Il contribuente che si oppone all’accertamento sintetico, giustificando la maggiore capacità contributiva con le elargizioni ricevute da un genitore, è tenuto a provare in giudizio tale circostanza, servendosi di idonea documentazione. Una consuetudine familiare – come quella di aiutare economicamente un figlio – non può infatti assurgere al rango di fatto “notorio”, ex art. 115, II comma, c.p.c., consentendo così al giudice di ritenere l’esistenza dell’atto di liberalità, quindi di annullare l’accertamento.
È quanto emerge dalla sentenza 20 giugno 2014, n. 14063, della Corte di Cassazione – Sezione Quinta Tributaria.
Il Fisco ha contestato a una contribuente campana una maggiore capacità contributiva per l’anno d’imposta 1999, alla luce dell’acquisto di un immobile, delle spese di mantenimento per lo stesso, nonché per il possesso di un’abitazione secondaria. La donna si è difesa sostenendo che le somme necessarie per l’acquisto del fabbricato provenivano, in parte, dalla compensazione della quota di credito da lei vantata quale socia della società venditrice e, per il residuo, dalla compensazione della quota di credito del padre, altro socio, che poi aveva effettuato una donazione in suo favore.
Ebbene, le giustificazioni fornite dalla ricorrente non hanno convinto i giudici della CTP, secondo i quali non era stata dimostrata né la compartecipazione alla società né la diminuzione del debito rappresentato dal finanziamento dei soci. Inoltre nessuna prova era stata offerta in ordine alla cessione, a titolo gratuito, delle quote da parte del genitore. Di diverso avviso la CTR, che infatti ha riformato il verdetto del primo giudice ritenendo, quanto alle spese e al sostentamento parentele, con non si poteva “escludere lo spirito liberale come una inveterata consuetudine familiare da assumere tra quelle nozioni di fatto che rientrano nella comune esperienza, ai sensi del II comma dell’art. 115 c.p.c.”.
La decisione del giudice di secondo grado è stata impugnata con successo dall’Agenzia delle Entrate.
Ai sensi dell’articolo 115 c.p.c. il giudice deve porre a fondamento della decisione le prove proposte dalle parti, nonché i fatti non specificatamente contestati dalla parte costituita (comma I).
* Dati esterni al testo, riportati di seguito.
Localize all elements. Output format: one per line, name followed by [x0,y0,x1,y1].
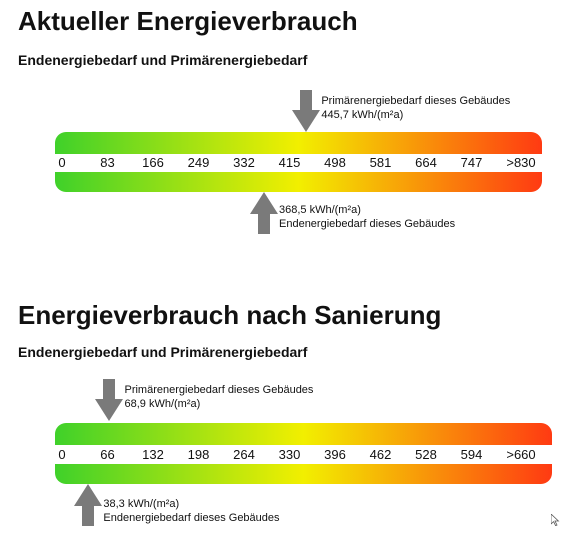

Il giudice può tuttavia, senza bisogno di prova, porre a fondamento della decisione le nozioni di fatto che rientrano nella comune esperienza (comma II).
Ad avviso della Cassazione, la nozione di “comune esperienza” (fatto notorio), comportando una deroga al principio dispositivo e al contraddittorio, in quanto introduce nel processo civile prove non fornite dalle parti e relative a fatti dalle stesse non vagliati né controllati, va intesa in senso rigoroso, cioè come fatto acquisito alle conoscenze della collettività con tale grado di certezza da apparire indubitabile e incontestabile. Da ciò deriva che non si possono reputare rientranti nella nozione di fatti di comune esperienza, intesa quale esperienza di un individuo medio in un dato tempo e in un dato luogo, quegli elementi valutativi che implicano cognizioni particolari, o anche solo la pratica di determinate situazioni, né quelle nozioni che rientrano nella scienza privata del giudice, poiché questa, in quanto non universale, non rientra nella categoria del notorio (cfr. Cass. n. 2008/20013).
La Suprema Corte pertanto esclude che si possa includere nella nozione di comune esperienza “un evento o una situazione soltanto probabile quale, nel caso in esame, la mera prassi familiare di liberalità da parte dei genitori in favore dei figli”. Da qui il rinvio della causa alla CTR della Campania per nuovo esame.